Bacteria in your gut are eating your leftovers, and that’s a good thing

May 05, 2020

By Jeffrey Letourneau

What did you eat for dinner last night? It might feel like a long time ago from your perspective, but chances are that the microbes in your gut are currently digesting some of the last remaining nutrients from that meal. In particular, dietary fiber is an important food source for these microbes, and it’s in our best interest to keep them well-fed.

So, what’s so special about fiber? Fiber is a type of carbohydrate, a class of molecules made of carbon, hydrogen, and oxygen atoms. The simplest type of carbohydrate is a monosaccharide, or simple sugar. You’ve probably heard of fructose and glucose, for example. These monosaccharides can link up in different ways. Combine one fructose and one glucose and you get sucrose, or table sugar. Combine hundreds of glucose molecules in a chain and you get starch. The human body has 17 genes devoted to breaking down these complex carbohydrates. While that may sound like a lot, it ultimately means that we can only get energy from starch, sucrose, and lactose. Dietary fiber then, is just any type of carbohydrate that our body can’t digest on its own.

Now, let’s say you eat a banana.
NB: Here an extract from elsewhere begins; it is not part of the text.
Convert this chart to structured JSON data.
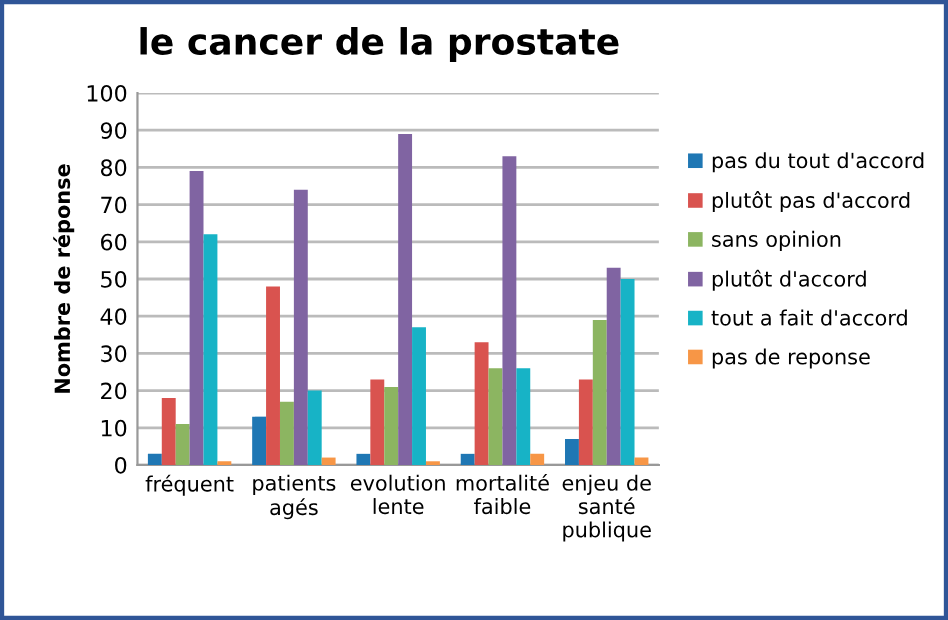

It contains starch, sucrose, fructose, and glucose – all of which your body can use – but it’s also relatively high in inulin, a complex carbohydrate made of many fructose molecules with a single glucose stuck on the end.  Our human cells can’t break inulin down, so it travels through the digestive tract intact until it reaches the gut microbiome in the small and large intestines.

The human body is home to many trillions of bacteria and other microbes; by some estimates, these microbes outnumber our own cells. And the gut is like the rainforest of the body, a site with more microbial diversity than everywhere else in the body combined, with around 100 billion bacteria crammed into each gram of intestinal contents. Collectively, these bacteria have over 15,000 different genes for breaking down complex carbohydrates. Makes our 17 sound pretty pathetic, huh?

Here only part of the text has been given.